BOSTON — By some estimates, around 1,800 children, mostly newborns, become infected with HIV each day. But even though the stakes are high, the most commonly used strategy to combat the deadly virus among infected children in resource-limited countries may need a massive overhaul. According to data presented here last month at the Conference on Retroviruses and Opportunistic Infections, babies born with HIV should immediately start receiving antiretroviral drugs known as protease inhibitors, not the reverse transcriptase inhibitor widely used throughout the developing world.
“We have created a bit of a stir at the guideline level moving forward,” says Paul Palumbo, a pediatrician at Dartmouth Medical School in Hanover, New Hampshire. “We need to move into considerations of using [protease inhibitors] as a first-line therapy.”

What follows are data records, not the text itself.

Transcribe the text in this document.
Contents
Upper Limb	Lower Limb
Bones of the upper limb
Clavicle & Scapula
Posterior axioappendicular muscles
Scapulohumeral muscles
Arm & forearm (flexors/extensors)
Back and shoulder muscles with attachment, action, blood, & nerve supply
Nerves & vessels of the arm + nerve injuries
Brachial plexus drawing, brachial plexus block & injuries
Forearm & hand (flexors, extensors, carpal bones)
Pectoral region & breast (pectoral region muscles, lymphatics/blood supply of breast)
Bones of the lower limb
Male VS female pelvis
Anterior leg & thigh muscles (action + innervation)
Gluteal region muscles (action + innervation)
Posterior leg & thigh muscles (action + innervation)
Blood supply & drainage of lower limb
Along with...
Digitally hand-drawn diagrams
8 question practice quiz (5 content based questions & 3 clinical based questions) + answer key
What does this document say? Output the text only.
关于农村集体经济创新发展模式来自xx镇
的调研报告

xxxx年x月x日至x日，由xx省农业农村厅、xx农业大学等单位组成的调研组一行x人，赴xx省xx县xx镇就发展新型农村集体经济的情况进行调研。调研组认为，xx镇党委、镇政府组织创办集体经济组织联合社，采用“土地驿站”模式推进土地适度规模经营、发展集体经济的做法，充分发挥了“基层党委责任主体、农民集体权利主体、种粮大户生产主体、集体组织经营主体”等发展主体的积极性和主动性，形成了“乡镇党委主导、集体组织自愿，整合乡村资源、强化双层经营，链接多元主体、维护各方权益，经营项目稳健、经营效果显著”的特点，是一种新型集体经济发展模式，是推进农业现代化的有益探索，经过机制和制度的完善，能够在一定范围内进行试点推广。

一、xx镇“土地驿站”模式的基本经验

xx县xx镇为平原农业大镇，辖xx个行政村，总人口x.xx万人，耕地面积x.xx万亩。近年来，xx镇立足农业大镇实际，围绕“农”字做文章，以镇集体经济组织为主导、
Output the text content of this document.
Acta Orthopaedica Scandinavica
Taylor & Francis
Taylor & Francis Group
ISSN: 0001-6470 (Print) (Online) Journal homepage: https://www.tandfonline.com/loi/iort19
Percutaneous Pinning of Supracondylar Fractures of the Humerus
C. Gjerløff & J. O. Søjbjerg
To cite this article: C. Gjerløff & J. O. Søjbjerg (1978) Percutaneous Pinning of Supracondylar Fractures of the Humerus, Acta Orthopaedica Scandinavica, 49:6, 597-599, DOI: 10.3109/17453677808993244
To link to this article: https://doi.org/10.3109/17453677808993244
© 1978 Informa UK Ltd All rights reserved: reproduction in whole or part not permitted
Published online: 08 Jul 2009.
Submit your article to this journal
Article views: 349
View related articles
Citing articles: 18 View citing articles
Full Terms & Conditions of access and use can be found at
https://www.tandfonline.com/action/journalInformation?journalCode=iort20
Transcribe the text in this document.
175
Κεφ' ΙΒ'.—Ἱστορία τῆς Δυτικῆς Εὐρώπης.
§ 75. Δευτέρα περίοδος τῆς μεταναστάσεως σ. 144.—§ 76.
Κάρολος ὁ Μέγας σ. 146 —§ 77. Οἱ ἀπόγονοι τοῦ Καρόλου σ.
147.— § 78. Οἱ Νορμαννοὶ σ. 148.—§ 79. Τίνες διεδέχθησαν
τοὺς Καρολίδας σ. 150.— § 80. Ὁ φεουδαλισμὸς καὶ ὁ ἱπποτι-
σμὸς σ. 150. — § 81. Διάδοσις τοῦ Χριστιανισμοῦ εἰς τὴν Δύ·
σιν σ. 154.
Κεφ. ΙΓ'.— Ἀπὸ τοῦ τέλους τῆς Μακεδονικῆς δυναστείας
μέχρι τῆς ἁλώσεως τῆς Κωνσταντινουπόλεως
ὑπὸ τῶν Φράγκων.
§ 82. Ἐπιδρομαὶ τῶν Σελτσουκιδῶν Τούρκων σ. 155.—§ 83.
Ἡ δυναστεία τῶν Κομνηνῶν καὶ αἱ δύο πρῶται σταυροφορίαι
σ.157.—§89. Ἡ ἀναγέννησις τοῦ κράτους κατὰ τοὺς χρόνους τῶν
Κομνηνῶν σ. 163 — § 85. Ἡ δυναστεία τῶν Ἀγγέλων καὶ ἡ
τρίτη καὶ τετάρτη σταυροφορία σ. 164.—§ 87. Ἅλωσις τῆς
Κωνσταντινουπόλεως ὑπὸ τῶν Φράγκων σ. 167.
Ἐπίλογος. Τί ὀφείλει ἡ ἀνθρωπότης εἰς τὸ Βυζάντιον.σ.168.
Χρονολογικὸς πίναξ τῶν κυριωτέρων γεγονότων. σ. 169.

The reverse transcriptase–blocking drug nevirapine, marketed as Viramune by the German company Boehringer-Ingelheim, is the cornerstone of both preventing mother-to-child transmission of HIV and treating infections in affected infants in the third world, where the vast majority of the world’s 2.1 million HIV-positive children live. But in children who become infected despite receiving nevirapine as prophylaxis, the drug often selects for resistant viruses. To avoid using the same medicine for prophylaxis and treatment, researchers have sought a different drug regimen for kids once they become infected, and a protease inhibitor called Kaletra — a formulation of ritonavir-boosted lopinavir developed by Chicago-based Abbott Laboratories — has emerged as the front-runner.